Web services have gained a momentum as a means for packaging existing data and
computational resources in a form that is amenable for use and composition by
third party applications.
The life science community is among the first adopters of Web Services.
Taverna, a workflow workbench that is popular within the life science community
- and which was jointly developed by computer scientists at The University of
Manchester - provides access to over 3,500 Web Services that can be composed by
scientists for constructing and enacting their in silico experiments.

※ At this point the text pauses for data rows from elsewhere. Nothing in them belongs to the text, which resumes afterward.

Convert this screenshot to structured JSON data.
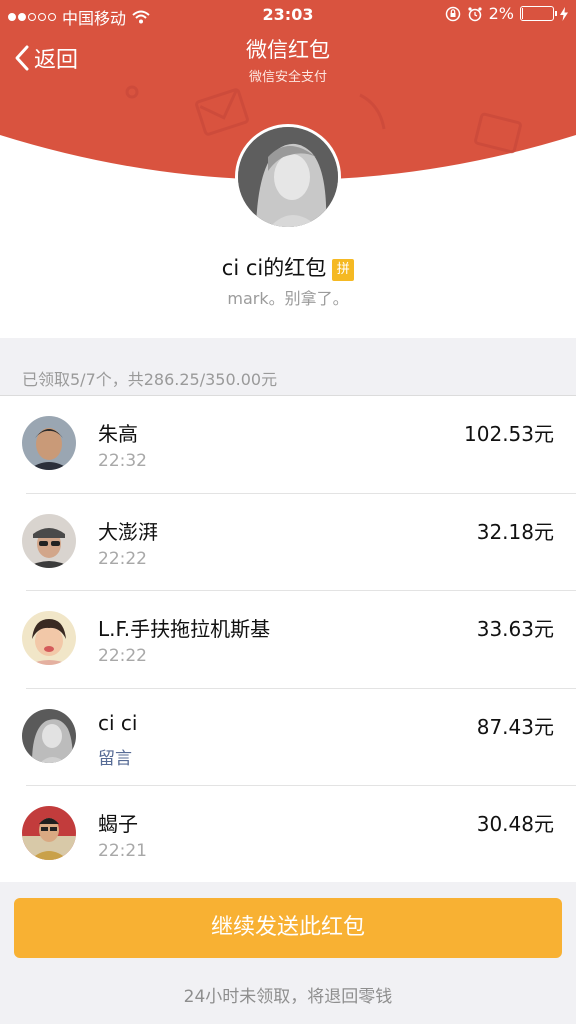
{
  "status_bar": {
    "carrier": "中国移动",
    "time": "23:03",
    "battery_percent": "2%",
    "battery_level": 0.02,
    "signal_filled": 2,
    "signal_total": 5
  },
  "nav": {
    "back_label": "返回",
    "title": "微信红包",
    "subtitle": "微信安全支付"
  },
  "packet": {
    "sender_name": "ci ci的红包",
    "type_badge": "拼",
    "message": "mark。别拿了。"
  },
  "summary": "已领取5/7个，共286.25/350.00元",
  "recipients": [
    {
      "name": "朱高",
      "time": "22:32",
      "amount": "102.53元"
    },
    {
      "name": "大澎湃",
      "time": "22:22",
      "amount": "32.18元"
    },
    {
      "name": "L.F.手扶拖拉机斯基",
      "time": "22:22",
      "amount": "33.63元"
    },
    {
      "name": "ci ci",
      "time": "留言",
      "amount": "87.43元"
    },
    {
      "name": "蝎子",
      "time": "22:21",
      "amount": "30.48元"
    }
  ],
  "actions": {
    "resend_label": "继续发送此红包",
    "footer_note": "24小时未领取，将退回零钱"
  },
  "colors": {
    "header_red": "#d9533f",
    "button_orange": "#f8b133",
    "badge_yellow": "#f5b923",
    "link_blue": "#576b95"
  }
}
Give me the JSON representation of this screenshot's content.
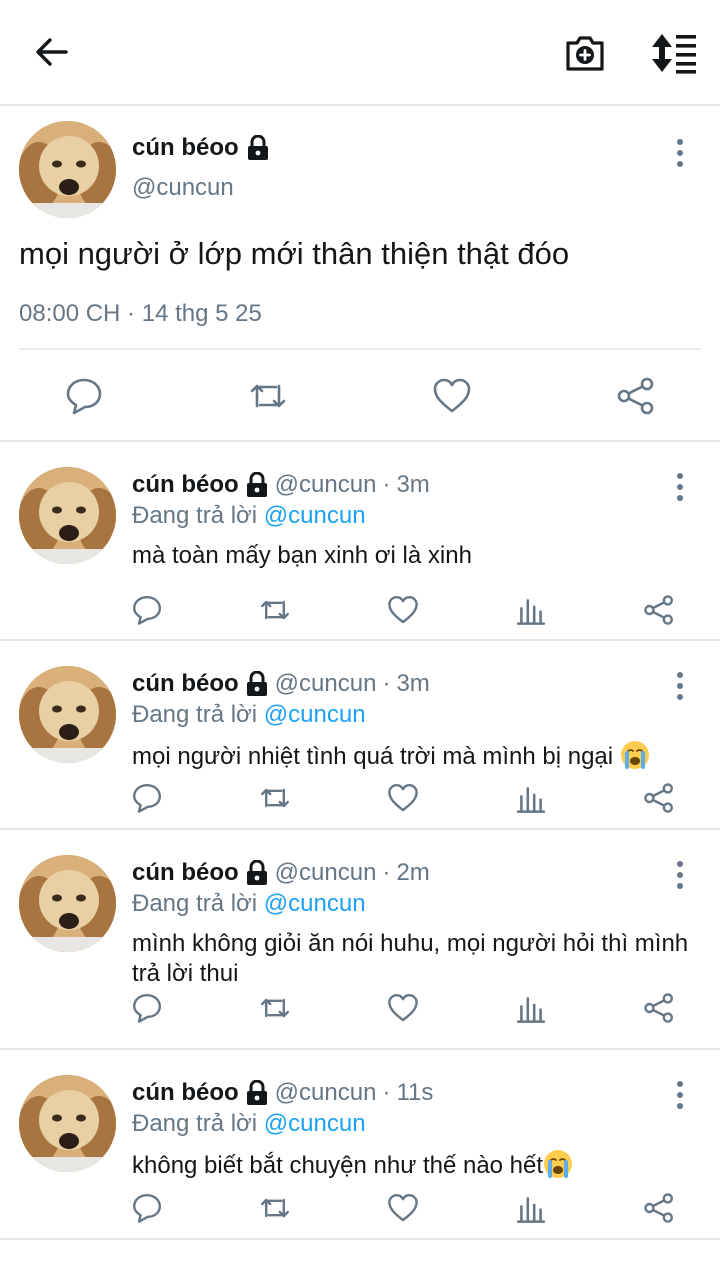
{
  "header": {
    "back_icon": "arrow-left-icon",
    "camera_icon": "camera-plus-icon",
    "sort_icon": "sort-lines-icon"
  },
  "main_tweet": {
    "display_name": "cún béoo",
    "handle": "@cuncun",
    "text": "mọi người ở lớp mới thân thiện thật đóo",
    "meta": "08:00 CH · 14 thg 5 25",
    "actions": [
      "reply-icon",
      "retweet-icon",
      "like-icon",
      "share-icon"
    ]
  },
  "replies": [
    {
      "display_name": "cún béoo",
      "handle": "@cuncun",
      "time": "3m",
      "replying_prefix": "Đang trả lời",
      "replying_to": "@cuncun",
      "text": "mà toàn mấy bạn xinh ơi là xinh",
      "emoji": ""
    },
    {
      "display_name": "cún béoo",
      "handle": "@cuncun",
      "time": "3m",
      "replying_prefix": "Đang trả lời",
      "replying_to": "@cuncun",
      "text": "mọi người nhiệt tình quá trời mà mình bị ngại ",
      "emoji": "crying-face-emoji"
    },
    {
      "display_name": "cún béoo",
      "handle": "@cuncun",
      "time": "2m",
      "replying_prefix": "Đang trả lời",
      "replying_to": "@cuncun",
      "text": "mình không giỏi ăn nói huhu, mọi người hỏi thì mình trả lời thui",
      "emoji": ""
    },
    {
      "display_name": "cún béoo",
      "handle": "@cuncun",
      "time": "11s",
      "replying_prefix": "Đang trả lời",
      "replying_to": "@cuncun",
      "text": "không biết bắt chuyện như thế nào hết",
      "emoji": "crying-face-emoji"
    }
  ],
  "colors": {
    "text": "#14171a",
    "secondary": "#657786",
    "mention": "#1da1f2",
    "divider": "#e4e6e8"
  }
}
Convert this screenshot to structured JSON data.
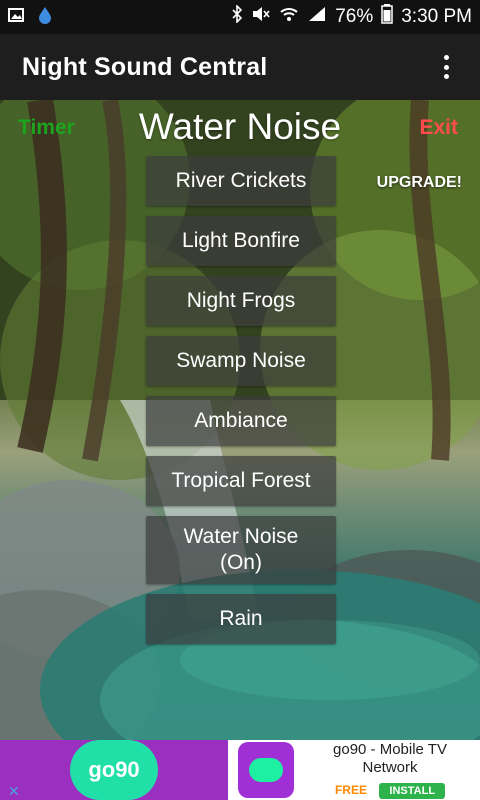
{
  "status_bar": {
    "battery": "76%",
    "time": "3:30 PM",
    "icons": [
      "image-icon",
      "water-drop-icon",
      "bluetooth-icon",
      "mute-icon",
      "wifi-icon",
      "signal-icon",
      "battery-icon"
    ]
  },
  "app_bar": {
    "title": "Night Sound Central",
    "menu_icon": "overflow-menu-icon"
  },
  "main": {
    "timer_label": "Timer",
    "current_sound_title": "Water Noise",
    "exit_label": "Exit",
    "upgrade_label": "UPGRADE!",
    "sounds": [
      {
        "label": "River Crickets"
      },
      {
        "label": "Light Bonfire"
      },
      {
        "label": "Night Frogs"
      },
      {
        "label": "Swamp Noise"
      },
      {
        "label": "Ambiance"
      },
      {
        "label": "Tropical Forest"
      },
      {
        "label": "Water Noise\n(On)",
        "active": true
      },
      {
        "label": "Rain"
      }
    ]
  },
  "ad": {
    "brand": "go90",
    "title_line1": "go90 - Mobile TV",
    "title_line2": "Network",
    "price": "FREE",
    "cta": "INSTALL",
    "close_icon": "close-icon"
  }
}
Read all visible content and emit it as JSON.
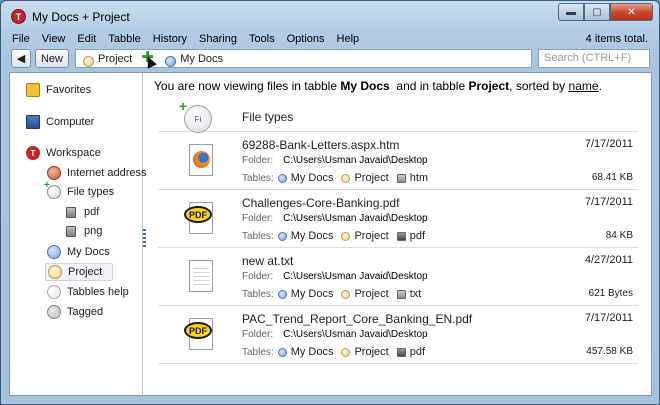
{
  "window": {
    "title": "My Docs  +  Project",
    "controls": {
      "minimize": "▬",
      "maximize": "▢",
      "close": "✕"
    }
  },
  "menu": [
    "File",
    "View",
    "Edit",
    "Tabble",
    "History",
    "Sharing",
    "Tools",
    "Options",
    "Help"
  ],
  "items_total": "4 items total.",
  "toolbar": {
    "back": "◀",
    "new_label": "New",
    "tabs": [
      {
        "label": "Project",
        "icon": "project-dot-icon"
      },
      {
        "label": "My Docs",
        "icon": "mydocs-dot-icon"
      }
    ],
    "search_placeholder": "Search (CTRL+F)"
  },
  "sidebar": {
    "favorites": "Favorites",
    "computer": "Computer",
    "workspace": "Workspace",
    "items": [
      {
        "label": "Internet address",
        "icon": "internet-address-icon"
      },
      {
        "label": "File types",
        "icon": "file-types-icon"
      },
      {
        "label": "pdf",
        "icon": "file-icon"
      },
      {
        "label": "png",
        "icon": "file-icon"
      },
      {
        "label": "My Docs",
        "icon": "mydocs-icon"
      },
      {
        "label": "Project",
        "icon": "project-icon"
      },
      {
        "label": "Tabbles help",
        "icon": "help-icon"
      },
      {
        "label": "Tagged",
        "icon": "tagged-icon"
      }
    ]
  },
  "status": {
    "prefix": "You are now viewing files in tabble",
    "tabble1": "My Docs",
    "middle": "and  in tabble",
    "tabble2": "Project",
    "sorted": ", sorted by",
    "sort_key": "name",
    "suffix": "."
  },
  "file_types_header": {
    "label": "File types",
    "icon_text": "Fi"
  },
  "labels": {
    "folder": "Folder:",
    "tables": "Tables:"
  },
  "files": [
    {
      "name": "69288-Bank-Letters.aspx.htm",
      "date": "7/17/2011",
      "folder": "C:\\Users\\Usman Javaid\\Desktop",
      "tags": [
        "My Docs",
        "Project",
        "htm"
      ],
      "size": "68.41 KB"
    },
    {
      "name": "Challenges-Core-Banking.pdf",
      "date": "7/17/2011",
      "folder": "C:\\Users\\Usman Javaid\\Desktop",
      "tags": [
        "My Docs",
        "Project",
        "pdf"
      ],
      "size": "84 KB"
    },
    {
      "name": "new at.txt",
      "date": "4/27/2011",
      "folder": "C:\\Users\\Usman Javaid\\Desktop",
      "tags": [
        "My Docs",
        "Project",
        "txt"
      ],
      "size": "621 Bytes"
    },
    {
      "name": "PAC_Trend_Report_Core_Banking_EN.pdf",
      "date": "7/17/2011",
      "folder": "C:\\Users\\Usman Javaid\\Desktop",
      "tags": [
        "My Docs",
        "Project",
        "pdf"
      ],
      "size": "457.58 KB"
    }
  ],
  "icon_text": {
    "pdf_badge": "PDF",
    "workspace_logo": "T"
  }
}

But one of the main issues that hinders the wide adoption and use of Web
Services is the difficulty in locating those that perform the analysis the
scientist is interested in.
With Biocatalogue.org, Web Services are annotated by expert curators, service
providers and by the wider Community using tags, rating, comments and
ontologies. Automated mining and monitoring tools are also used.
The project has been led by Prof Carole Goble at The University of Manchester
and Rodrigo Lopezat EMBL EBI.
Other contributors include Khalid Belhajjame,Franck Tanoh, Jiten Bhagat, Katy
Wolstencroft and Robert Stevens from The University of Manchester and Eric
Nzuobontane, Hamish McWilliam and Thomas Laurent from EMBL EBI.
The project is been funded by the Biotechnology and Biological Sciences
Research Council (BBSRC).
Notes for editors
BioCatalogue leverages from existing registry such as BioMoby and seekda.
BioCatalogue will merge with the Embrace registry
For more information on Biocatalogue.org, please contact:
Prof Carole Goble address@hidden
Rodrigo Lopez address@hidden
About The University of Manchester
The University of Manchester is Britain's largest single-site university with a
proud history of achievement and an ambitious agenda for the future. It is a
member of the Russell Group, was ranked with the elite group of research
universities traditionally formed by the triangle of Oxford, Cambridge and
London in the recent Research Assessment Exercise 2008. Its external research
income is £263 million.
About the European Bioinformatics Institute
The European Bioinformatics Institute (EBI) is part of the European Molecular
Biology Laboratory (EMBL) and is located on the Wellcome Trust Genome Campus in
Hinxton near Cambridge (UK). The EBI grew out of EMBL's pioneering work in
providing public biological databases to the research community. It hosts some
of the world's most important collections of biological data, including DNA
sequences (EMBL-Bank), protein sequences (UniProt), animal genomes (Ensembl),
three-dimensional structures (the Macromolecular Structure Database), data from
microarray experiments (ArrayExpress), protein-protein interactions (IntAct)
and pathway information (Reactome). The EBI hosts several research groups and
its scientists continually develop new tools for the biocomputing community.